Ultimately, most owners acknowledge that they will have to reduce hours and hurt the very people this was designed to help. Further, if other businesses have to raise prices as well, it reduces the effects of the wage increase and hurts people on fixed income.
There are many variables to consider, but one thing to avoid is making assumptions about who will be hurt and who won't. While it's not uncommon to hear people say that any business that can't pay workers a living wage shouldn't be in business at all, few who make such claims are in the position of having to make such a choice.
In the long run, it seems increases are reasonable, but $15 is likely to have adverse effects, particularly on young people. And of course, it's curious that Senator Sanders only pays his interns $12.
Pay Equity for Women Workers
In 2014, Congress rejected the Paycheck Fairness Act, an attempt to address alleged discrimination and some felt the GOP's "no" vote indicated they oppose equal pay. Republicans argued existing laws offer sufficient protections and the proposed legislation would not solve discrimination; rather, it would be a gift to trial lawyers while adding unnecessary burdens to business while hurting those it was designed to help.

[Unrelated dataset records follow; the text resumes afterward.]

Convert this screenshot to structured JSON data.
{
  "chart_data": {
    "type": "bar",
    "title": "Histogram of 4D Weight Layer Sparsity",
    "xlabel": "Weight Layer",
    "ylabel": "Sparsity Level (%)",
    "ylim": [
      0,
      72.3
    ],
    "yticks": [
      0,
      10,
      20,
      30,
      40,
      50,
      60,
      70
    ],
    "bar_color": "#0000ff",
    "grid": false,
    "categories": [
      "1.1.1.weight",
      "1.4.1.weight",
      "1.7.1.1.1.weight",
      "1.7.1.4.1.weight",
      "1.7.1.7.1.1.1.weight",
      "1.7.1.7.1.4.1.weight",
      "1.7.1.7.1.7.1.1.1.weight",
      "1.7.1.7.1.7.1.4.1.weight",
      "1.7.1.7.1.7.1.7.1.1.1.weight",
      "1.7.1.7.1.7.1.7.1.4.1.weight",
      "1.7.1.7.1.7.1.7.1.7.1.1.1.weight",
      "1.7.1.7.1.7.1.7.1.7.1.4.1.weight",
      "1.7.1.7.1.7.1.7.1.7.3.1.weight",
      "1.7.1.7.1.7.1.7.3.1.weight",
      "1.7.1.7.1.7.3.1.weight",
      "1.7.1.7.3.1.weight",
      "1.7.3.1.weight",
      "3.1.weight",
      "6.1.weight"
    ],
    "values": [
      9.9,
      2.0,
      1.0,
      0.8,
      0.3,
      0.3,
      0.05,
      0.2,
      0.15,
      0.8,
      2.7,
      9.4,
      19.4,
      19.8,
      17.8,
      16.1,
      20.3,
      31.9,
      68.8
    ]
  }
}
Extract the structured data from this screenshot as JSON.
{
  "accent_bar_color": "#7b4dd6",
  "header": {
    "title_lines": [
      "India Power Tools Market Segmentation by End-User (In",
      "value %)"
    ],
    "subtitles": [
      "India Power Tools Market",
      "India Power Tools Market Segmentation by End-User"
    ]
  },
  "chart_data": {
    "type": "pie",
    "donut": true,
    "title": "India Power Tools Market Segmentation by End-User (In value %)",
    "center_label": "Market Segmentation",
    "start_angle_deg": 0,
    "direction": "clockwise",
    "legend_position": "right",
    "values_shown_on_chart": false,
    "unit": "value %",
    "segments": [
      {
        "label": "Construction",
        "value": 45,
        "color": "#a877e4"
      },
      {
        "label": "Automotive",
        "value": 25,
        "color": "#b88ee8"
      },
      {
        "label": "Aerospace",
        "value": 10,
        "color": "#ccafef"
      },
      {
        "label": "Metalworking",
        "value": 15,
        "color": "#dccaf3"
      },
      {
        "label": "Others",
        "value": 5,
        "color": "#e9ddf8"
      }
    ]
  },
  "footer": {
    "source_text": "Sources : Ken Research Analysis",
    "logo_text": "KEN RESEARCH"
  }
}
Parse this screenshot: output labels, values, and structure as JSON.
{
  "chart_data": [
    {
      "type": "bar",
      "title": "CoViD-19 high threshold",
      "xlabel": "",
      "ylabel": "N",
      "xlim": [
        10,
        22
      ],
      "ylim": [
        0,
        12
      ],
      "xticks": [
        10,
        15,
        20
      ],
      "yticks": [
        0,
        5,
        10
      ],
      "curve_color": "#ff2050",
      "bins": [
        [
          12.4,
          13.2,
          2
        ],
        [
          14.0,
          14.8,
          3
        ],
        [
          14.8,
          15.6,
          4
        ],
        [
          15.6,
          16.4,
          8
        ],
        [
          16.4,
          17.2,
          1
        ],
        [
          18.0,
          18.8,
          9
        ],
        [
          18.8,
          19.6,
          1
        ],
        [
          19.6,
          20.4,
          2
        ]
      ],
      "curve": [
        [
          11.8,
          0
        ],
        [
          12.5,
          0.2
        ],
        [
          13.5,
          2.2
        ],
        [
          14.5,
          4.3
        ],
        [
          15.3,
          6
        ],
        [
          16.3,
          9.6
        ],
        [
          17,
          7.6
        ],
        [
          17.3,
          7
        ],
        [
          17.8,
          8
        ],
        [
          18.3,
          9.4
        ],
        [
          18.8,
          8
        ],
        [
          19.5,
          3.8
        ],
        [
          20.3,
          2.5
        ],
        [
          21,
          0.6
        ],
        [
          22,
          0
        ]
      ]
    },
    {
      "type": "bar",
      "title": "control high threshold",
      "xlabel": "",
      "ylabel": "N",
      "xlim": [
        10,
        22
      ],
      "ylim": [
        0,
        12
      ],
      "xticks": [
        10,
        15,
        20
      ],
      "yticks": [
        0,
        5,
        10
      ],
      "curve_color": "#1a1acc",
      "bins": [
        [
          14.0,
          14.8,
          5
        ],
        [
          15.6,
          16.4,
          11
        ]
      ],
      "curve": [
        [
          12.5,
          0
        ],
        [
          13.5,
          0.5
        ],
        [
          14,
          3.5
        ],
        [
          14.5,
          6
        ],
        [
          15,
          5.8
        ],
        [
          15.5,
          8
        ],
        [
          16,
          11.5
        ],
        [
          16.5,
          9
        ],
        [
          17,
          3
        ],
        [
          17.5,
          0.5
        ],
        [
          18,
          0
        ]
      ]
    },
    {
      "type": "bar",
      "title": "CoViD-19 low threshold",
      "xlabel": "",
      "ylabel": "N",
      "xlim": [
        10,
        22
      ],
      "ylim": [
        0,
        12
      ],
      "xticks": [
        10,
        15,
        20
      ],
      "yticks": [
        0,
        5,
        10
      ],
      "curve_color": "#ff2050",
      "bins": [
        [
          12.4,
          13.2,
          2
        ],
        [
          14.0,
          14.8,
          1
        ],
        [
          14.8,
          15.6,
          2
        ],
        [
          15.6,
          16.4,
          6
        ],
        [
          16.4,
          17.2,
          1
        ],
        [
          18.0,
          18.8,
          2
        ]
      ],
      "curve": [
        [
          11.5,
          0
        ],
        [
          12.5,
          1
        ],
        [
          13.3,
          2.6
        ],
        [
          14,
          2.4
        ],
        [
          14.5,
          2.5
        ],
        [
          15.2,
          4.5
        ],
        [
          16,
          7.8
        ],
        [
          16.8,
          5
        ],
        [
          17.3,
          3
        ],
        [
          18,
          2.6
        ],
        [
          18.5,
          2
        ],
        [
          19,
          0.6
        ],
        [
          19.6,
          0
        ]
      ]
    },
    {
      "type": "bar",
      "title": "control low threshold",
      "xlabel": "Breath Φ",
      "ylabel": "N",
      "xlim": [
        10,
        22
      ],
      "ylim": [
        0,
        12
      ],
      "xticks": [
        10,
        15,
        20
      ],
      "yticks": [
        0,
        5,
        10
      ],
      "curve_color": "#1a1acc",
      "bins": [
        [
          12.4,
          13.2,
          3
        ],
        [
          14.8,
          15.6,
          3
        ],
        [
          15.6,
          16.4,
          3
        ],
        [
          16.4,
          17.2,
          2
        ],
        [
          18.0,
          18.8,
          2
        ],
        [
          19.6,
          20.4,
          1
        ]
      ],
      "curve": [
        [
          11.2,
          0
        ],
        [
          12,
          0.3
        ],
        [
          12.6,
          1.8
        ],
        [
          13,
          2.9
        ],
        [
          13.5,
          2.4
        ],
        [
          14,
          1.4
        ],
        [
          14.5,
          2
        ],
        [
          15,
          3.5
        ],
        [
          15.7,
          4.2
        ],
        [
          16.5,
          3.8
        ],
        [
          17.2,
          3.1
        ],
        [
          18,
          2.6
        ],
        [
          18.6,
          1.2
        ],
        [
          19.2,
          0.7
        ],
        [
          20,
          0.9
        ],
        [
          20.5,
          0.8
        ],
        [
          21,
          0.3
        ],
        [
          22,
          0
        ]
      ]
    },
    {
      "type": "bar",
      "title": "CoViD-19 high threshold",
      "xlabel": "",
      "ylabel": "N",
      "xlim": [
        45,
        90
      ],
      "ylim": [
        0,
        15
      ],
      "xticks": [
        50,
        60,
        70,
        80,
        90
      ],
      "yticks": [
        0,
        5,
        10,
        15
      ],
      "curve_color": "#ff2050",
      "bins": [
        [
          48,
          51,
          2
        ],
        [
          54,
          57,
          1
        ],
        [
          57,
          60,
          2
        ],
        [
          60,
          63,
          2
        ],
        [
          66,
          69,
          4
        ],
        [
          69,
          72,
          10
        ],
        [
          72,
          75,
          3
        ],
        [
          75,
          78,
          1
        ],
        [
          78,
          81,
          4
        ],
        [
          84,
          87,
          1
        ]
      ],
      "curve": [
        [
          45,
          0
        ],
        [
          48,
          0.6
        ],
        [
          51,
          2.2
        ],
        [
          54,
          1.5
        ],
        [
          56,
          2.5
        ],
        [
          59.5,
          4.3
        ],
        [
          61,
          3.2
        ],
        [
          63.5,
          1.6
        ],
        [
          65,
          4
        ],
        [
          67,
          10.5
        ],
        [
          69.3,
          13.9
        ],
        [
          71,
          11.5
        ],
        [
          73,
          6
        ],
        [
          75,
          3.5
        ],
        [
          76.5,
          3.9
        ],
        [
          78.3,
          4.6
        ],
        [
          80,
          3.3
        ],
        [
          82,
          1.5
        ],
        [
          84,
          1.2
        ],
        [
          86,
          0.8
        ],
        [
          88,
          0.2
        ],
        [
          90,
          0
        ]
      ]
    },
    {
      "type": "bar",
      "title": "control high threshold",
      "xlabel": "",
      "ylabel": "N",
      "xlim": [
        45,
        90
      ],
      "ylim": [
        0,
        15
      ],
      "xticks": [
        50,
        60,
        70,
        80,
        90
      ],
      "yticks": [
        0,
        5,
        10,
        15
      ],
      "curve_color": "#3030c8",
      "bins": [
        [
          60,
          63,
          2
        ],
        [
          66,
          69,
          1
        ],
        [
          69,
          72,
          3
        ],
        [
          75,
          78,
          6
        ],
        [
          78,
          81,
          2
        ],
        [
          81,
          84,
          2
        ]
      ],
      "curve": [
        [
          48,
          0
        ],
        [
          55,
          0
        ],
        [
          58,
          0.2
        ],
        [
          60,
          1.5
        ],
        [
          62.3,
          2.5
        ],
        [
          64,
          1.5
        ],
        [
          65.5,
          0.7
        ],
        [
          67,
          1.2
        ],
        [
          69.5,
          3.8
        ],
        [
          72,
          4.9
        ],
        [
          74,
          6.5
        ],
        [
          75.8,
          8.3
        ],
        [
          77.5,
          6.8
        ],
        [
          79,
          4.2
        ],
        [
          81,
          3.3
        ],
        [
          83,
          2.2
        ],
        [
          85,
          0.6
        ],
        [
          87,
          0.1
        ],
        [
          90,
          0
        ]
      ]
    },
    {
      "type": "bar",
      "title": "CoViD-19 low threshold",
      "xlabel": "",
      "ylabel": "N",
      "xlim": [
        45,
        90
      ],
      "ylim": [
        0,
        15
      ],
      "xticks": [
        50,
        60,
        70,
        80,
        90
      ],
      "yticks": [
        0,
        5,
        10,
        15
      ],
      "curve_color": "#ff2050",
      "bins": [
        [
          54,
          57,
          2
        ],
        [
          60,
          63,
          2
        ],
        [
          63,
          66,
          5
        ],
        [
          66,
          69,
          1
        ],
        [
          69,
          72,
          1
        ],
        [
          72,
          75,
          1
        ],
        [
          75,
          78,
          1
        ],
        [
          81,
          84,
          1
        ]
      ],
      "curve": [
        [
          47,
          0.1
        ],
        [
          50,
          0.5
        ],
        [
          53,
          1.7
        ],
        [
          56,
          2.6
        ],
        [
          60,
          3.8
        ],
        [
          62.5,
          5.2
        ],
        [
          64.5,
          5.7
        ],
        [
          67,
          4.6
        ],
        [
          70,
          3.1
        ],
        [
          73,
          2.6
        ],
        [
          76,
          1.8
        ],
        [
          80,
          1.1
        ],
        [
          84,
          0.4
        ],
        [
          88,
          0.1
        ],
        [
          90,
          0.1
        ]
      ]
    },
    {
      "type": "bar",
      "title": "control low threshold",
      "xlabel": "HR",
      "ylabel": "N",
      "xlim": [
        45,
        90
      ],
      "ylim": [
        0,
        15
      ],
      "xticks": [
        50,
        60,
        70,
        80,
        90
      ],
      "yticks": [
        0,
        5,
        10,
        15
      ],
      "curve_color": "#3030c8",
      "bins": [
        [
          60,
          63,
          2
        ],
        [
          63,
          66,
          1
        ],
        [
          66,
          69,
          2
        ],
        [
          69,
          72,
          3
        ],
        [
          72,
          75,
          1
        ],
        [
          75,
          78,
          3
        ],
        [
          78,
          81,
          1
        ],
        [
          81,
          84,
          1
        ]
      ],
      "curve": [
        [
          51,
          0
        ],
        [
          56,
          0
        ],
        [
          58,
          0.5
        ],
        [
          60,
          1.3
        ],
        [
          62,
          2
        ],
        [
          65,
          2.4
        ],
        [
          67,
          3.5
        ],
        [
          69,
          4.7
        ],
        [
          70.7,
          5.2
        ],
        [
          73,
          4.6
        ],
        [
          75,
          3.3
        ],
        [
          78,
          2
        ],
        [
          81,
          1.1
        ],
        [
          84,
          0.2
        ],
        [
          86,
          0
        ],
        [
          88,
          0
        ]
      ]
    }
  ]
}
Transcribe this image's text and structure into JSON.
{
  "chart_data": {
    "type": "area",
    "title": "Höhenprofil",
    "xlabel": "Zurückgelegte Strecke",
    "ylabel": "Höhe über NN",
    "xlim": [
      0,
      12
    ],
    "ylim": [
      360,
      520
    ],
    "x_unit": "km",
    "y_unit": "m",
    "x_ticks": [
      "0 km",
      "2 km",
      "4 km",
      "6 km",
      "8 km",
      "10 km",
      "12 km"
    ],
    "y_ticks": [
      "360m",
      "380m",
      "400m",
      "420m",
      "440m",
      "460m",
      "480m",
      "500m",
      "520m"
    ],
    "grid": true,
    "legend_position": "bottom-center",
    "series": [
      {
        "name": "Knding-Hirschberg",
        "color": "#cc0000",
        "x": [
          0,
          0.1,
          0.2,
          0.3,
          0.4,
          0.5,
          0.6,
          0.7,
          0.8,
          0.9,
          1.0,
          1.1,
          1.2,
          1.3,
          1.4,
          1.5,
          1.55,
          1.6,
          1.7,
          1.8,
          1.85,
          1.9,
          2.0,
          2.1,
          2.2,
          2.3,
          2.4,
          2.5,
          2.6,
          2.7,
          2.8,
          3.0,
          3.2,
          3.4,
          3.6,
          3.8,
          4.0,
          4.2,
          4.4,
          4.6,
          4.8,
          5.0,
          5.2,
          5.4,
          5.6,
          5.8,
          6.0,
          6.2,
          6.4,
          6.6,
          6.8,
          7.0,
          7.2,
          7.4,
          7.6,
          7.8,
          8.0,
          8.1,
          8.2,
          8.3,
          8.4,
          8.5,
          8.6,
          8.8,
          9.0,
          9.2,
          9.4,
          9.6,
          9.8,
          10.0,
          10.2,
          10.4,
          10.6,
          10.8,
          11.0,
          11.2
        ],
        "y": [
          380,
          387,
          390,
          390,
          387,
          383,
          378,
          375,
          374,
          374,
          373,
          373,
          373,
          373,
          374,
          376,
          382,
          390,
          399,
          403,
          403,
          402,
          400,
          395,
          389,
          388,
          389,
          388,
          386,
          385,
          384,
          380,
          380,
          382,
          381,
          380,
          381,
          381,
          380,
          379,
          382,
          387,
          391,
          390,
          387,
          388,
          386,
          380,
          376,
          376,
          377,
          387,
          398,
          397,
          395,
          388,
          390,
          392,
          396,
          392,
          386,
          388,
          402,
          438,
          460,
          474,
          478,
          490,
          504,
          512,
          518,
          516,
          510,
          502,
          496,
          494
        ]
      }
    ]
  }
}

There is no one credible who doesn't believe women should receive equal pay for equal work. The argument has always been about the accuracy of the statistics and whether additional laws will help.
References to women earning 77-79% of what their male counterparts make have been common for some time but that has always been a gross oversimplification. The
When President Obama said women earn only 77% for doing the same work as men, his claim was rated "mostly false" because it didn't "factor in occupations held, hours worked or length of tenure." In fact, when the Bureau of Labor Statistics measured hourly wages, women earned 87% and it varied widely by occupation.
However, when he revised his claim to say that women earn .77 to each dollar a man earns, that was rated "mostly true." Why? Because "it refers to the average disparity between what men and women earn, period." In other words, women only earn 77% for any number of reasons including working less.
In fact, in 2009 a Department of Labor study acknowledged the raw wage gap continues to be used in misleading ways to advance public policy agendas without fully explaining the reasons behind it. Politifact noted: "When you consider women being more likely to work part-time for lower pay, leave the labor force for children or elder care, and choose work that is 'family friendly' with fuller benefit packages over higher pay . . . factoring in those variables, the gap narrows to between 93 cents and 95 cents on the dollar."
"The raw wage gap should not be used as the basis to justify corrective action," said Charles James, the deputy assistant secretary. "Indeed, there may be nothing to correct."
California may also be an opportunity to evaluate legislation. As Sarah Ketterer reports in the Wall Street Journal, Governor Jerry Brown is about to sign the California Fair Pay Act, a state law similar to the one Congress rejected.
"Companies must now ensure that every penny of wage differential between the men and women they employ is attributable to bona-fide differences in education, training, experience, quantity or quality of work, and so on. Referring to the countless factors at play, Harvard economist Claudia Goldin has said 'it’s not checkable.' Yet even attempting to do so will only add to companies’ already substantial regulatory-compliance budgets. Some of these factors—quality of work, for instance—are inevitably subjective, yet trial lawyers will swoop in to turn every conceivable pay difference into a lawsuit."
In sum, in looking at anything that appears to be a way of ensuring economic justice, we should be mindful of making an accurate evaluation of the problem and unintended consequences of proposed legislative attempts to rectify.